Con Steve Dawson nel 1976 hai fondato una band chiamata Son of a Bitch che diventerà Saxon dopo un paio di mesi, puoi raccontarci un po’ di quel periodo, la tua band nata quando è iniziato il movimento Punk ma continua ad essere una band Hard Rock… una delle band più influenti degli Heavy Metal negli anni ottanta … è giusto?
Eravamo SOB e avevamo bisogno di un cantante e chitarrista perché i nostri erano partiti, quindi abbiamo fatto il provino a Biff perché era un buon cantante ed era con Paul Quinn, quindi la situazione è andata a posto, ma il Punk era di gran moda quindi abbiamo cambiato nome in Son Of A Bitch dopo un concerto a supporto dei The Clash.
Avevamo l’energia e le migliori capacità per suonare, ma la nostra immagine non era in alcun modo punk, più come i Black Sabbath, e abbiamo continuato a influenzare band come i Metallica etc…
Nel 1995 hai rifondato Son of a Bitch con Dawson e Pete Gill, realizzando un album … che tipo di riunione era?

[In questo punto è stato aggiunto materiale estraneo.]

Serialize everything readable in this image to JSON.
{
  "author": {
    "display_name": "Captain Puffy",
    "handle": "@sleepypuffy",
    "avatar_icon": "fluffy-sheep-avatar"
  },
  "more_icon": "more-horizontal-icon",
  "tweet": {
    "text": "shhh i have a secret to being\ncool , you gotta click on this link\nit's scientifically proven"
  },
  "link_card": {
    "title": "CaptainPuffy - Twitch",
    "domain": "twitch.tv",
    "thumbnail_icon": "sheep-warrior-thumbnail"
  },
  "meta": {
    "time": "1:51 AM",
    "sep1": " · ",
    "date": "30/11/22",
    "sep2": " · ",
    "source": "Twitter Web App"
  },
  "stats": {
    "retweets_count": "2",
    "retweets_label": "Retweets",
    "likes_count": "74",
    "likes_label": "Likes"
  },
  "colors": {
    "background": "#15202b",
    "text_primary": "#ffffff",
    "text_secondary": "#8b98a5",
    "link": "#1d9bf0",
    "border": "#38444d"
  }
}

Ti è piaciuto che i sentimenti fossero insieme?
Abbiamo rivisitato il nome nel 1995/6 per fare in modo che il CD Victim You riuscisse e Pete Gill si unì per suonare la batteria. Ritengo che l’album sia davvero un album Saxon ed è davvero un must per tutti gli amanti dell’Heavy Metal ma è uscito quando il grunge era molto popolare, un po’ presto, ma era solo una parte del progetto con qualche concerto dal vivo, perché Ted Bullet, alla voce, aveva impegni negli Stati Uniti.
Quindi hai realizzato il progetto Oliver/Dawson Saxon, una cosa positiva non è vero?

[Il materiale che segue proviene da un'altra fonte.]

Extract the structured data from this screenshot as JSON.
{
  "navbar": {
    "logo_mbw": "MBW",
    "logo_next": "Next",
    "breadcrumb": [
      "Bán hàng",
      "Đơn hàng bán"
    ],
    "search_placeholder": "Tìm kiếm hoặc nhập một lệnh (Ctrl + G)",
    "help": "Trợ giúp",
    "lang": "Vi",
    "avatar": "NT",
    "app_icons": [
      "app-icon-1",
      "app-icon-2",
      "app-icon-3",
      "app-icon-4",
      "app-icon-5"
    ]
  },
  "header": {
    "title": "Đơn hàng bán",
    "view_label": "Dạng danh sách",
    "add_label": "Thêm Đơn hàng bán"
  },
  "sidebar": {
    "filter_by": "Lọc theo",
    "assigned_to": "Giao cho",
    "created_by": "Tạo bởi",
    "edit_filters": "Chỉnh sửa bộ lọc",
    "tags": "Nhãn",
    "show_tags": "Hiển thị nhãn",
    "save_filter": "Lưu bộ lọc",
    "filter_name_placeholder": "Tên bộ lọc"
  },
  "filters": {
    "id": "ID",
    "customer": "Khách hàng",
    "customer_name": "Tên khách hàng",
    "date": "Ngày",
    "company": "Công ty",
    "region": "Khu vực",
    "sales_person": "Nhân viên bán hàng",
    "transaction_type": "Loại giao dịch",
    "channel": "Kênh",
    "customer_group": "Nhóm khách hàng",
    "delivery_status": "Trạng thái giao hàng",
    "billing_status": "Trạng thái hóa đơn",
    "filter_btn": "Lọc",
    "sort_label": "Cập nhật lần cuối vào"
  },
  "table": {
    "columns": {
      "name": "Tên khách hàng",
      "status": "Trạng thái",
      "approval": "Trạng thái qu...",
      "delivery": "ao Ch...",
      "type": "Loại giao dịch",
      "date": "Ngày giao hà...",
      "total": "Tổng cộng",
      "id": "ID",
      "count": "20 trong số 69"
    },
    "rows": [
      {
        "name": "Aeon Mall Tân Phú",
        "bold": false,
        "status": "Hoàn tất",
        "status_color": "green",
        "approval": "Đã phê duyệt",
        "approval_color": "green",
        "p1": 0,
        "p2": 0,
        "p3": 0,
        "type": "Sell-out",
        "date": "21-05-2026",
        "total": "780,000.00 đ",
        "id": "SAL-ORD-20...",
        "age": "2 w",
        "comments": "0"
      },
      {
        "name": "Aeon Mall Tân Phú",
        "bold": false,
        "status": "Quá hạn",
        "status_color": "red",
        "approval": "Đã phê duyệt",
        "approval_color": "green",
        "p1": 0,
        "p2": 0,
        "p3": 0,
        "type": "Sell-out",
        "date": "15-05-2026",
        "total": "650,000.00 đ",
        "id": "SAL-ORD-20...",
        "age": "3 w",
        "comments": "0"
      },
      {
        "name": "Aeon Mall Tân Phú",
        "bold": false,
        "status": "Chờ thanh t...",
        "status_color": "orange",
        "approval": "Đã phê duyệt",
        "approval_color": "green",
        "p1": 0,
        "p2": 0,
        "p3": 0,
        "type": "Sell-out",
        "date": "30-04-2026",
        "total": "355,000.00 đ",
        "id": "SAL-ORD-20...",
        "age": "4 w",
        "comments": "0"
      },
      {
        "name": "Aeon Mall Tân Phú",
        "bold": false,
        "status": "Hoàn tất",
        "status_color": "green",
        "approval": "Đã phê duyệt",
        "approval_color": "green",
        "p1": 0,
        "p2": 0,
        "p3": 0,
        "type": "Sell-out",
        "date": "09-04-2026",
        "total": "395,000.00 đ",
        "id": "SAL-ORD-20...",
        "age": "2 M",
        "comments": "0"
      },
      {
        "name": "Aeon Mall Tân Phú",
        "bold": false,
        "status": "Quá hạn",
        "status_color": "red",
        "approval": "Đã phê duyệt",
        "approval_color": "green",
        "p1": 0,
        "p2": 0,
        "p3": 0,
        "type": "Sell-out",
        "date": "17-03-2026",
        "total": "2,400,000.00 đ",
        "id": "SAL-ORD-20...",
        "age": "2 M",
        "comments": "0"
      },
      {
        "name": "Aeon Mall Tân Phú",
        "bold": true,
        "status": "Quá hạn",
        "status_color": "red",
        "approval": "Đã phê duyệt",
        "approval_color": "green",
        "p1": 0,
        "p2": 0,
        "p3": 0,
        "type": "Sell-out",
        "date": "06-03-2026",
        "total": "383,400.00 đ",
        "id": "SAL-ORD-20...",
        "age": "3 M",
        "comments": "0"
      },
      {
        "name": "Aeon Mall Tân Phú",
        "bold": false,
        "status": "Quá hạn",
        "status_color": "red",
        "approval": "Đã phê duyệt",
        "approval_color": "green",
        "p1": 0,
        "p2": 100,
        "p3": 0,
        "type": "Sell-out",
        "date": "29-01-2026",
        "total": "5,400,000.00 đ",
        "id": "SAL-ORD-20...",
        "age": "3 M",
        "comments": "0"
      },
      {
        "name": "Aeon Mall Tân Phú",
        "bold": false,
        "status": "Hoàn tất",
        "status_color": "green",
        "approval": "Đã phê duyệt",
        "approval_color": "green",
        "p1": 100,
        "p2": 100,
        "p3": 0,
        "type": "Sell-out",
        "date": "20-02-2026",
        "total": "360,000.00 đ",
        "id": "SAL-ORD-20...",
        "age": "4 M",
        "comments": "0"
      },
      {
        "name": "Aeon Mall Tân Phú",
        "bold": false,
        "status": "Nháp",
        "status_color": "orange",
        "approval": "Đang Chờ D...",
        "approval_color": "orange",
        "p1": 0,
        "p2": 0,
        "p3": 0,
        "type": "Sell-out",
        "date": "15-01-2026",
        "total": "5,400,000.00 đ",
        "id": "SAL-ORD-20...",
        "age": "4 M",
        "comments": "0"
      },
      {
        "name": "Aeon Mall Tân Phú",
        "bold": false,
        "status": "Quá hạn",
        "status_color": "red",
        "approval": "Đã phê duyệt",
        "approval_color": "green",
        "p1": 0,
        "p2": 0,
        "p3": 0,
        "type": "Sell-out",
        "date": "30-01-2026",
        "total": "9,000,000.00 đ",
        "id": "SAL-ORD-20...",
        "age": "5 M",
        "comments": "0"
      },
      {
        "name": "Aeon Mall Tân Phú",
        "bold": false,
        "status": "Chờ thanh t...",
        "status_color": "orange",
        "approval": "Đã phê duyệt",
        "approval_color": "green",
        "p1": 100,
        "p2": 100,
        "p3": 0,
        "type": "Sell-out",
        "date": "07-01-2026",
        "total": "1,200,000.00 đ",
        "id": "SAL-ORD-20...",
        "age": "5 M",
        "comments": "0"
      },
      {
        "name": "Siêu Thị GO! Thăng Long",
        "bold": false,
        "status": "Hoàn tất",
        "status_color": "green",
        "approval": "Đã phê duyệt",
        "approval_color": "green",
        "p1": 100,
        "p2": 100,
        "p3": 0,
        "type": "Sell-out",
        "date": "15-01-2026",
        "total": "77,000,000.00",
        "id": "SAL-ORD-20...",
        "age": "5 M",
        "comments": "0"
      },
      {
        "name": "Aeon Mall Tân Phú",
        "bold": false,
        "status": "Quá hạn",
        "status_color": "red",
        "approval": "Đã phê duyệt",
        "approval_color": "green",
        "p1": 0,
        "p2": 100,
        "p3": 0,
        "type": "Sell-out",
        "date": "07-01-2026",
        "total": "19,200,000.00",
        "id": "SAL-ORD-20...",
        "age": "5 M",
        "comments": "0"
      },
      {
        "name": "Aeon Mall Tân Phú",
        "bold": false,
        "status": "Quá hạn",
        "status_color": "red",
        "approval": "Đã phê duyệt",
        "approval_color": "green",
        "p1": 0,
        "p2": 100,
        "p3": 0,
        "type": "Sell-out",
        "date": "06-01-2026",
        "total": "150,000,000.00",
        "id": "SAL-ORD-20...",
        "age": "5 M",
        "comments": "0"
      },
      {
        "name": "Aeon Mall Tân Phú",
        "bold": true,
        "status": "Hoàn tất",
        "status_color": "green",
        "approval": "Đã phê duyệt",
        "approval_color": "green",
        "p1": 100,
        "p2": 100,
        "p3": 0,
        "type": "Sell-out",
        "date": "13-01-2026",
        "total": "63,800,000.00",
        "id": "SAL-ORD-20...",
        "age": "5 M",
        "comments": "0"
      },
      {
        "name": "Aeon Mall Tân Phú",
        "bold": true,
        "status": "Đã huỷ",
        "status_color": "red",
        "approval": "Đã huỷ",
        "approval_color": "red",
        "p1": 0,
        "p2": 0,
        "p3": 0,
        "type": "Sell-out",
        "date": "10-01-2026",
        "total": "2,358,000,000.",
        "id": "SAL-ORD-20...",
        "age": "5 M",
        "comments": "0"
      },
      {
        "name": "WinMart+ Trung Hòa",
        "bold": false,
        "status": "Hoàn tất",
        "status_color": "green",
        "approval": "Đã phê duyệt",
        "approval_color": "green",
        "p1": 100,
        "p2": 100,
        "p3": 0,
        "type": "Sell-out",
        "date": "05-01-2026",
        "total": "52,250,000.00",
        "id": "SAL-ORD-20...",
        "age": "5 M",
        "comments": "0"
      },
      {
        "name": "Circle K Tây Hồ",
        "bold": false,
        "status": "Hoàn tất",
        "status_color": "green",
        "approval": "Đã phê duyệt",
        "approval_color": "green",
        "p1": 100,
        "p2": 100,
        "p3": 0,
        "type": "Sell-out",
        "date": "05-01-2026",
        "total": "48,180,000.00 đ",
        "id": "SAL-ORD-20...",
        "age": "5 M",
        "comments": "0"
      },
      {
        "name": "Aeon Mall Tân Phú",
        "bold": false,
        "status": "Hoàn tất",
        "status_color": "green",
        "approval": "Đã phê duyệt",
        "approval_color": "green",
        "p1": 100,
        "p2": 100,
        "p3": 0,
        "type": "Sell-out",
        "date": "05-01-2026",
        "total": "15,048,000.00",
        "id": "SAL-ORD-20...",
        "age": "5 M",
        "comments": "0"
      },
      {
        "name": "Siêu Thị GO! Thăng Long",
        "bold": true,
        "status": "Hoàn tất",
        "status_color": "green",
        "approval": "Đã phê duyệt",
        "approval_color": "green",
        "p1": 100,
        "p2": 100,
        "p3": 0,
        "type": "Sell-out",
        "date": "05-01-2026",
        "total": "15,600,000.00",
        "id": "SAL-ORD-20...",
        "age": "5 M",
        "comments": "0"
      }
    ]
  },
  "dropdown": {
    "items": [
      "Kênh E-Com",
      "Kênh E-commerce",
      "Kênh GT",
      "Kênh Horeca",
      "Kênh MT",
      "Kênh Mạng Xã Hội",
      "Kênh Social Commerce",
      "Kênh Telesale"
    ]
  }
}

Volevamo suonare dal vivo e i promotori ci avrebbero prenotato solo con Saxon nel nostro nome, per la pubblicità e avevamo bisogno di suonare e sentivamo anche nostro il diritto di poter usare un nome che abbiamo fondato e posseduto per 1/5 ciascuno.

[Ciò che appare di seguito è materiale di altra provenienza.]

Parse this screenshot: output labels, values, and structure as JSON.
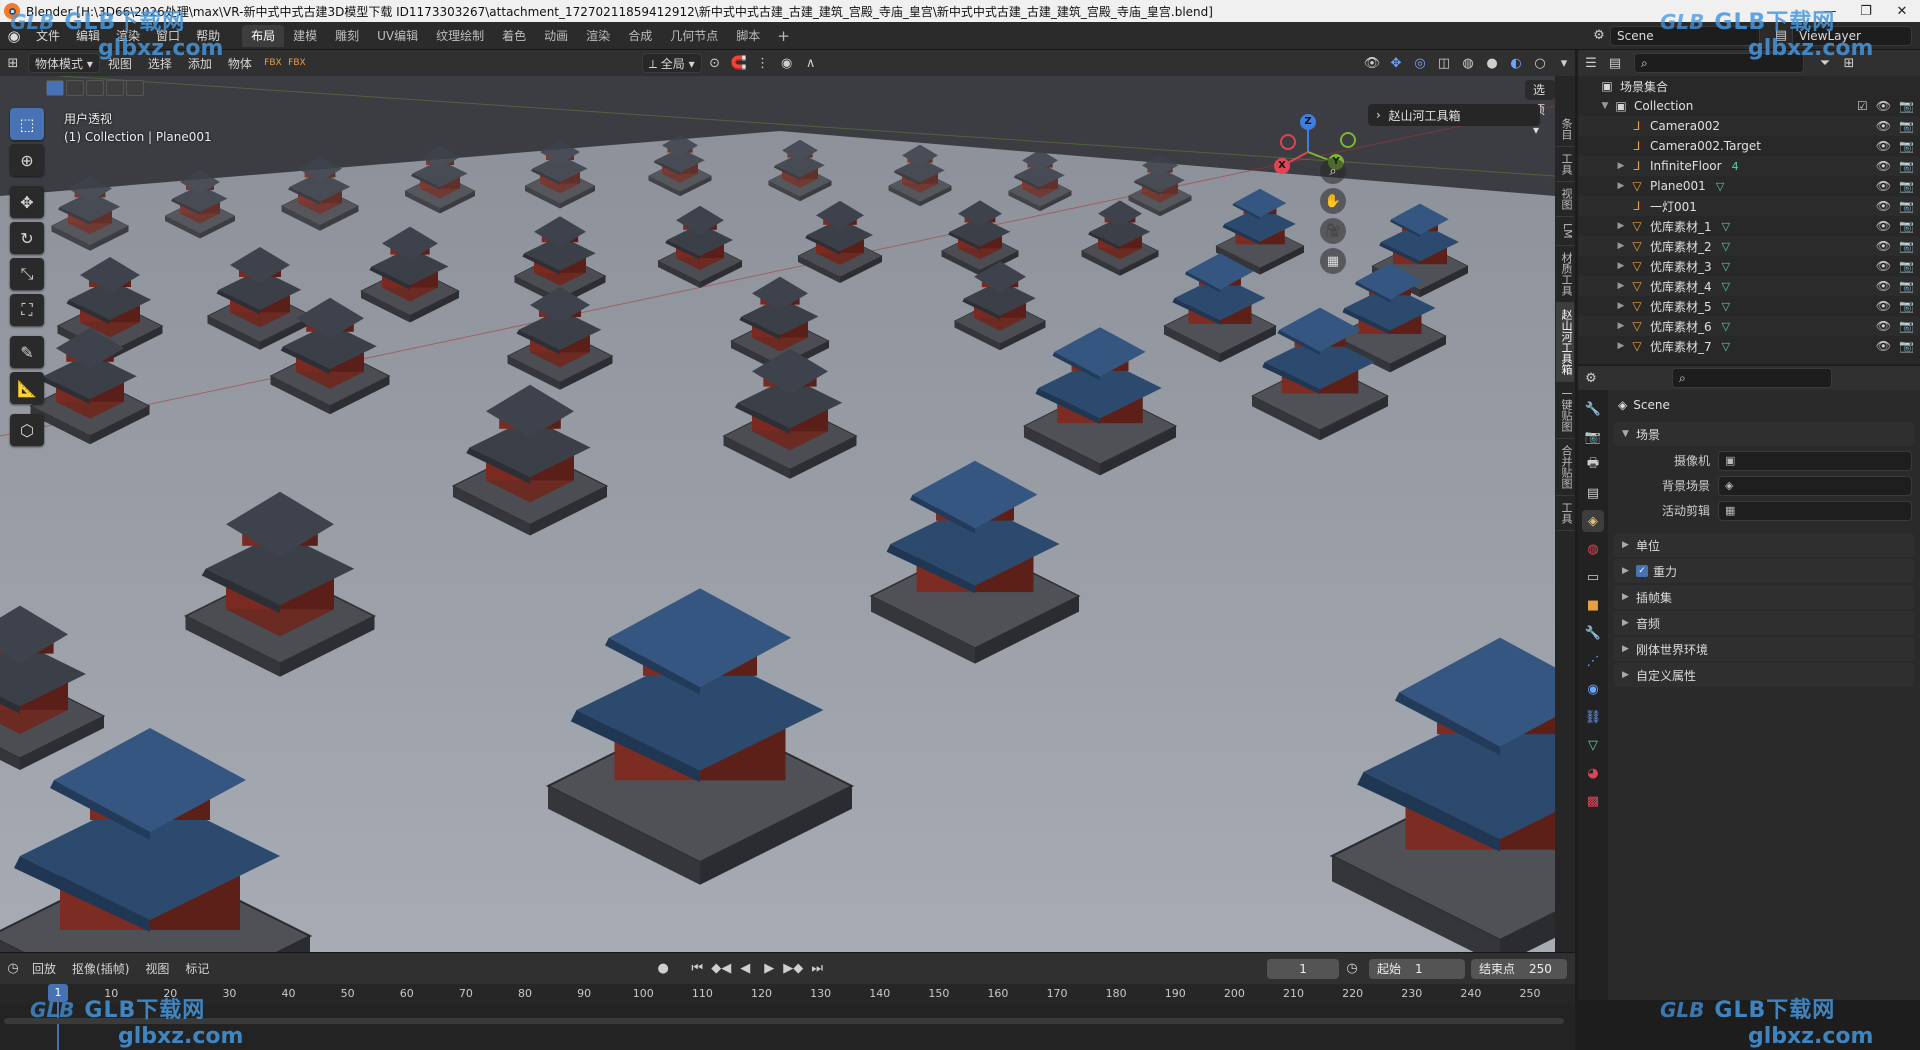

Che cosa andò storto nei Saxon, una band così fantastica, è finita in problemi fra i membri, principalmente per opinioni sonore diverse…
Ciò che è andato storto nei Saxon è stato un tedesco coinvolto nelle finanze, e diciamo, non tanto contento della mia richiesta di apertura e responsabilità perché stavamo pagando da anni il 50% di tasse sulla riunificazione, ma abbiamo scoperto che era solo il 16% e sembra che anche qualcun altro sia coinvolto e non volesse esporsi, questo è tutto quello che posso dire, mentre stavo per esporre il tutto era a Natale ed il mio ultimo concerto è stato in gennaio 1995 e così sono stato messo a tacere.
“End of an Era” è il tuo album solista unico, l’hai pubblicato nel 2001… puoi dirci di più su questo lavoro e perché lo chiami “End of an Era”?
Il mio album solista l’ho chiamato End Of an Era, mentre gli eroi della chitarra stavano scomparendo con Slash, l’ultimo di una razza e Internet che mostrava molti grandi musicisti e toglieva la mistica dalla chitarra com’era, ed era un mix di stili che era diverso dallo stile che facevo normalmente quando scrivevo i riff per ‘Wheels of Steel’, ‘Power and Glory’, ‘Dallas 1 PM’, ‘Denim Leather’ e molti altri classici Saxon.
Nel 2006 hai formato i Tempest in cui milita anche tuo figlio Paul. Com’è stato mettere su quel progetto e il rapporto fra padre e figlio?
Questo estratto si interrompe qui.